2. Disaster Recovery:

MapR provides mirroring facility which allows users to enable policies and mirror data. It automatically within the multinode cluster or single node cluster between on-premise and cloud infrastructure

3.Record Performance:

MapR is a world record performance cost only $9 to the earlier cost of $5M at a  speed of 54 sec. And it handles the large size of clusters like 2,200 nodes.

4.Consistent Snapshots:

MapR is the only big data distribution which provides a consistent, point in time recovery because of its unique read and writes storage architecture.

5. Complete Data Protection:

MapR has own security system for data protection in cluster level.

6.Compression:

MapR provides automatic behind the scenes compression to data. It applies compression automatically to files in the cluster.

7.Unbiased Open Source:

MapR completely unbiased opensource distribution

8. Real Multitenancy Including YARN also

9.Enterprise-grade NoSQL

10. Read and Write file system:

MapR has Read and Write file system.

MapR Ecosystem Packs (MEP):

The “MapR Ecosystem” is the set of open source that is included in the MapR Platform, and the “pack” means a bundled set of MapR Ecosystem projects with specific versions.

Mostly MapR Ecosystem Packs are released in every quarter and yearly also

A single version of MapR may support multiple MEPs, but only one at a time.

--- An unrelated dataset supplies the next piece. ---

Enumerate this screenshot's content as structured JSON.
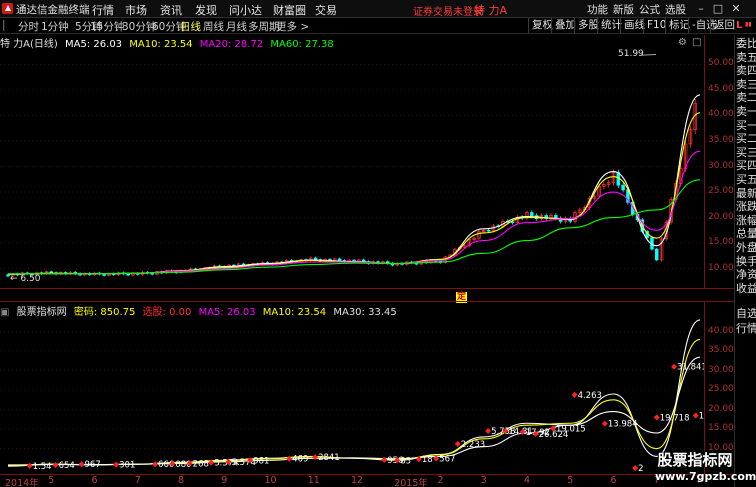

In a familiar case, Hadoop Ecosystem components and Opensource components are like Spark, Hive etc components are included in MapR Ecosystem Packs are like below tools:

Collectd
Elasticsearch
Grafana
Fluentd
Kibana
Open TSDB

MapR Vs Cloudera Vs Hortonworks

In Bigdata distributions are mostly three familiar in the present market.

1.Cloudera

2.Hortonworks

3.MapR

 

Cloudera, HDP (Hadoop Data Platform) are open source and enterprise editions are also available but MapR is a complete enterprise distribution for Apache Hadoop which is designed to improve the Hadoop’s reliability, performance, and ease of use.

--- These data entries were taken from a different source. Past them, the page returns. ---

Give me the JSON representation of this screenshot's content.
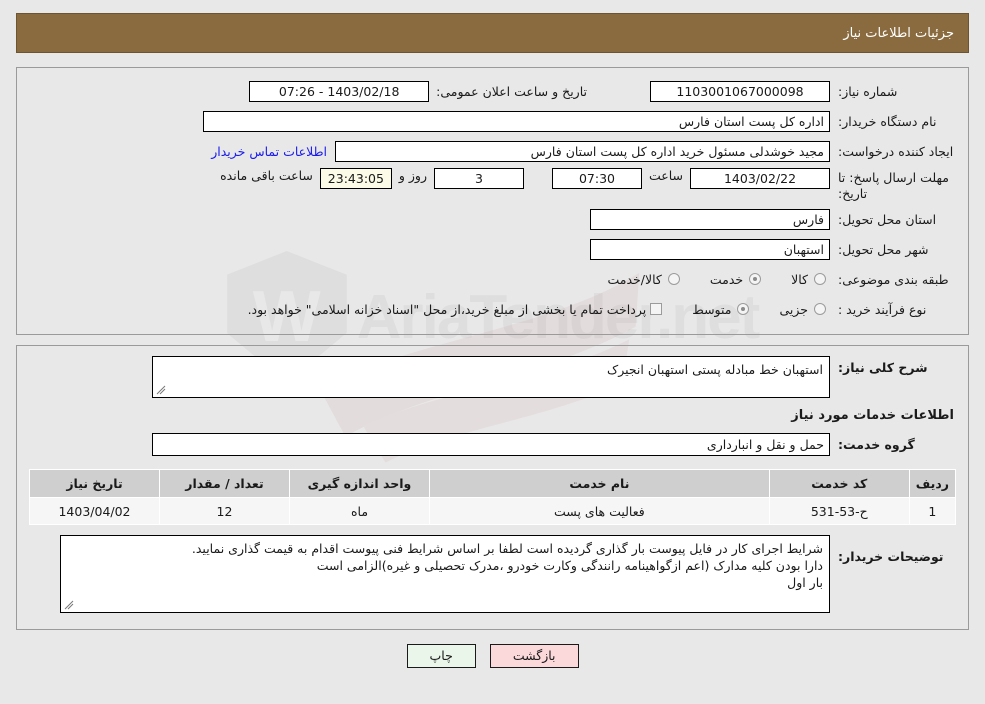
{
  "window": {
    "title": "جزئیات اطلاعات نیاز",
    "title_bar_color": "#8a6b3f",
    "page_bg": "#e8e8e8"
  },
  "watermark": {
    "text": "AriaTender.net",
    "icon": "shield-icon"
  },
  "form": {
    "need_number": {
      "label": "شماره نیاز:",
      "value": "1103001067000098"
    },
    "announce_datetime": {
      "label": "تاریخ و ساعت اعلان عمومی:",
      "value": "1403/02/18 - 07:26"
    },
    "buyer_org": {
      "label": "نام دستگاه خریدار:",
      "value": "اداره کل پست استان فارس"
    },
    "requester": {
      "label": "ایجاد کننده درخواست:",
      "value": "مجید خوشدلی مسئول خرید اداره کل پست استان فارس"
    },
    "buyer_contact_link": {
      "label": "اطلاعات تماس خریدار",
      "color": "#1a1aee"
    },
    "deadline": {
      "label": "مهلت ارسال پاسخ: تا تاریخ:",
      "date": "1403/02/22",
      "time_label": "ساعت",
      "time": "07:30",
      "days": "3",
      "days_label": "روز و",
      "countdown": "23:43:05",
      "countdown_label": "ساعت باقی مانده",
      "countdown_bg": "#fbfbe8"
    },
    "province": {
      "label": "استان محل تحویل:",
      "value": "فارس"
    },
    "city": {
      "label": "شهر محل تحویل:",
      "value": "استهبان"
    },
    "subject_category": {
      "label": "طبقه بندی موضوعی:",
      "options": [
        {
          "label": "کالا",
          "selected": false
        },
        {
          "label": "خدمت",
          "selected": true
        },
        {
          "label": "کالا/خدمت",
          "selected": false
        }
      ]
    },
    "purchase_type": {
      "label": "نوع فرآیند خرید :",
      "options": [
        {
          "label": "جزیی",
          "selected": false
        },
        {
          "label": "متوسط",
          "selected": true
        }
      ],
      "checkbox": {
        "label": "پرداخت تمام یا بخشی از مبلغ خرید،از محل \"اسناد خزانه اسلامی\" خواهد بود.",
        "checked": false
      }
    },
    "general_description": {
      "label": "شرح کلی نیاز:",
      "value": "استهبان خط مبادله پستی استهبان انجیرک"
    },
    "services_section_title": "اطلاعات خدمات مورد نیاز",
    "service_group": {
      "label": "گروه خدمت:",
      "value": "حمل و نقل و انبارداری"
    },
    "buyer_notes": {
      "label": "توضیحات خریدار:",
      "lines": [
        "شرایط اجرای کار در فایل پیوست بار گذاری گردیده است لطفا بر اساس شرایط فنی پیوست اقدام به قیمت گذاری نمایید.",
        "دارا بودن کلیه مدارک (اعم ازگواهینامه رانندگی وکارت خودرو ،مدرک تحصیلی و غیره)الزامی است",
        "بار اول"
      ]
    }
  },
  "table": {
    "headers": [
      "ردیف",
      "کد خدمت",
      "نام خدمت",
      "واحد اندازه گیری",
      "تعداد / مقدار",
      "تاریخ نیاز"
    ],
    "rows": [
      [
        "1",
        "ح-53-531",
        "فعالیت های پست",
        "ماه",
        "12",
        "1403/04/02"
      ]
    ]
  },
  "buttons": {
    "print": {
      "label": "چاپ",
      "bg": "#e9f6e9"
    },
    "back": {
      "label": "بازگشت",
      "bg": "#fbd8da"
    }
  }
}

                                                      Hortonworks              Cloudera                         MapR

Manageability:

Management Tools                 Ambari                  Cloudera Manager       MapR CS

Volume Support                             No                              No                                  Yes

Heat map, Alarms                         Yes                              Yes                                  Yes

Alerts                                                  Yes                               Yes                                 Yes

REST API                                           Yes                               Yes                                 Yes

High Availability:

Hortonworks  - Single failure recovery
Cloudera     - Single failure recovery
MapR         - Self healing across multiple failures

Replication:

Hortonworks - Data
Cloudera    - Data
MapR        - Data + Metadata

Disaster Recovery:

Hortonworks - No
Cloudera    - File Copy Scheduling
MapR        -  Monitoring

Upgrading:

Hortonworks - Planned downtime
Cloudera    - Rolling Upgrades
MapR        - Rolling Upgrades

Summary:  Nowadays Big data and Analytics are the most emerging technology. Especially Big data distributions are Cloudera, HDP, and MapR. These are some special features and open source and enterprise editions. MapR is used in the Banking and Finance sectors are used mostly. Cloudera is used anywhere with enterprise and open source. Hortonworks is also same like as Cloudera.